Following at a distance I was not surprised to find she was heading for the mere. She had a carrier bag, just the one. The moon was full again, so it was a whole month since I’d heard the voices there. One of them I’d thought was hers.

Close to the mere I turned from the main path towards a small clump of willows. In daylight this had looked like a good place to see the part of the bank where the voices had come from without being seen. I stood up against a trunk. There! I could see her clearly in the bright moonlight on the bank. She raised both arms and threw her head back to the moon. It was almost a chant, but the words were indistinct. Oh – Welsh.

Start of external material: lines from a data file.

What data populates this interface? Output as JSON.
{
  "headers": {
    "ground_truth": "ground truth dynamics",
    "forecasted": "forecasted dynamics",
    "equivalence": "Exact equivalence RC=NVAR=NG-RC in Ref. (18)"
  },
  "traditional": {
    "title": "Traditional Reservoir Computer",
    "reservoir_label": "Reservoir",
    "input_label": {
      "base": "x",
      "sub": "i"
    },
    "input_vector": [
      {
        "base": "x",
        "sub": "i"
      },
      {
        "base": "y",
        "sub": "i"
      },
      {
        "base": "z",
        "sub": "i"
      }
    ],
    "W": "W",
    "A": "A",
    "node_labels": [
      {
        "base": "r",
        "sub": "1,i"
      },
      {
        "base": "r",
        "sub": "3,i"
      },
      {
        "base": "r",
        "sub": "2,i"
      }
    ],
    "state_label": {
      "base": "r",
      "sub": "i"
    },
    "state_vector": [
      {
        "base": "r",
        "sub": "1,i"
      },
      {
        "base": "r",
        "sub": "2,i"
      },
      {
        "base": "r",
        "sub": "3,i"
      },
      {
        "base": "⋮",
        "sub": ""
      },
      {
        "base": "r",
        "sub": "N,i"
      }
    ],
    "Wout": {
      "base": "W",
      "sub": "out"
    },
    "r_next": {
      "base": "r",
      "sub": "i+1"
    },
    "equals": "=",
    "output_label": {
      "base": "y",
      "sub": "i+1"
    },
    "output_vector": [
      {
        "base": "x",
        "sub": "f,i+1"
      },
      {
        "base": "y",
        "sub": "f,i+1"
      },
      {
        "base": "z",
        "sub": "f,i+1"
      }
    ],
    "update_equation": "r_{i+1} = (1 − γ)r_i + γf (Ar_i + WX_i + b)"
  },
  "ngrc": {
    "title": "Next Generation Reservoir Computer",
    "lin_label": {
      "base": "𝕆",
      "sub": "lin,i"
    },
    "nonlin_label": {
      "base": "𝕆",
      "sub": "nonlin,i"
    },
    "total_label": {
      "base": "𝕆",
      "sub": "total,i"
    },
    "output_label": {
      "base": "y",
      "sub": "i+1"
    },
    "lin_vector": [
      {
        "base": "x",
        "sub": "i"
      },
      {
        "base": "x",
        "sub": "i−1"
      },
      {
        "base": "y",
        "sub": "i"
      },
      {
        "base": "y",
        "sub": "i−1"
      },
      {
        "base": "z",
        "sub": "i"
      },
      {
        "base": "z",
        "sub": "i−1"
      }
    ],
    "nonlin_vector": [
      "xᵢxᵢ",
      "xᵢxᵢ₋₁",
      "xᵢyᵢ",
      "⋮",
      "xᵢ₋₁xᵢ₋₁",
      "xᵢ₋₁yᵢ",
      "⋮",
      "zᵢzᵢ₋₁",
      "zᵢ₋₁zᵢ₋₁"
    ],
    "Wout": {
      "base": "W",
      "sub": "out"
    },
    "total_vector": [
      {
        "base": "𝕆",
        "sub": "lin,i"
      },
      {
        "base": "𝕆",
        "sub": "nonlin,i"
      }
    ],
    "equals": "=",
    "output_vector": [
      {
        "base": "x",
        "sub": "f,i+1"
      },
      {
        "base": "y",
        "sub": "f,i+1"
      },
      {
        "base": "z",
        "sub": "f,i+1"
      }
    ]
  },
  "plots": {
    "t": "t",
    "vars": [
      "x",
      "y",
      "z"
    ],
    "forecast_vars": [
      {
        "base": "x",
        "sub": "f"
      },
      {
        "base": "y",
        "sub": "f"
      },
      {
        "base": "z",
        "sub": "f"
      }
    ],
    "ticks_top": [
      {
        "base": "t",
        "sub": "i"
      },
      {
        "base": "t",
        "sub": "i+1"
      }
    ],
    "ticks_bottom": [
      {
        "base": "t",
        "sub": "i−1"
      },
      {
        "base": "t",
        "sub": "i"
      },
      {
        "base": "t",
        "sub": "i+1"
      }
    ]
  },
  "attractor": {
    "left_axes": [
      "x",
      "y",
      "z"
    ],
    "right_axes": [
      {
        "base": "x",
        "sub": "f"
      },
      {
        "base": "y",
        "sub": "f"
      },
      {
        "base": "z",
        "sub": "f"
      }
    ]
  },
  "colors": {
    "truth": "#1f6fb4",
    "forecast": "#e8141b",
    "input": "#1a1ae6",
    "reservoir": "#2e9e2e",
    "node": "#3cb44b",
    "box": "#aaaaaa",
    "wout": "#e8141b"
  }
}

From over the silver track of the moon reflected across the mere, three swans flew down, low, webbed feet cupped forwards to slow them as they hit the water. As they did, a quiver in the air, as if a string had been plucked and the whole mere and its surroundings had vibrated in sympathy. I clung to the willow trunk, my eyes shutting of themselves. When I opened them the swans had vanished and three men stood on the bank. Men? Ghosts. They looked silvery, and only half solid.

Morwen cried out, but it was Welsh again. From the tone though it might have been just what she’d said in the garden. The silvery men replied, at first all at once, and then just the one in the middle. Morwen bent to the carrier bag at her feet. She pulled something out. Something white – a shirt or smock. At once I knew it was woven of nettles. She held it out to the silvery men, tears streaming down her face. Three ghosts and the full moon of midsummer, but only one nettle shirt. She was indeed too late.

Which ghost would the shirt go to? The silvery men exchanged long glances. Then as one they stepped back towards the water. Morwen shrieked.
The middle ghost raised his hands to the moon. Then he suddenly stopped. His hands fell. He strode forwards. He took the shirt from Morwen’s hands. And threw it over Morwen’s head.

The world tipped. The sky was the mere, the mere was the sky, then back again. The tree trunk shook under my hands. Silver light half-blinded me; a deep chord sung in my ears.

Not three but four swans, lifting across the silver track of the moon in the mere. Their wings unfolding, beating, huge; white necks horizontal, black webs pushing against the water as they fought upwards into the air. As they lifted into the fierce moonlight they dissolved and were gone. I don’t expect to see them again.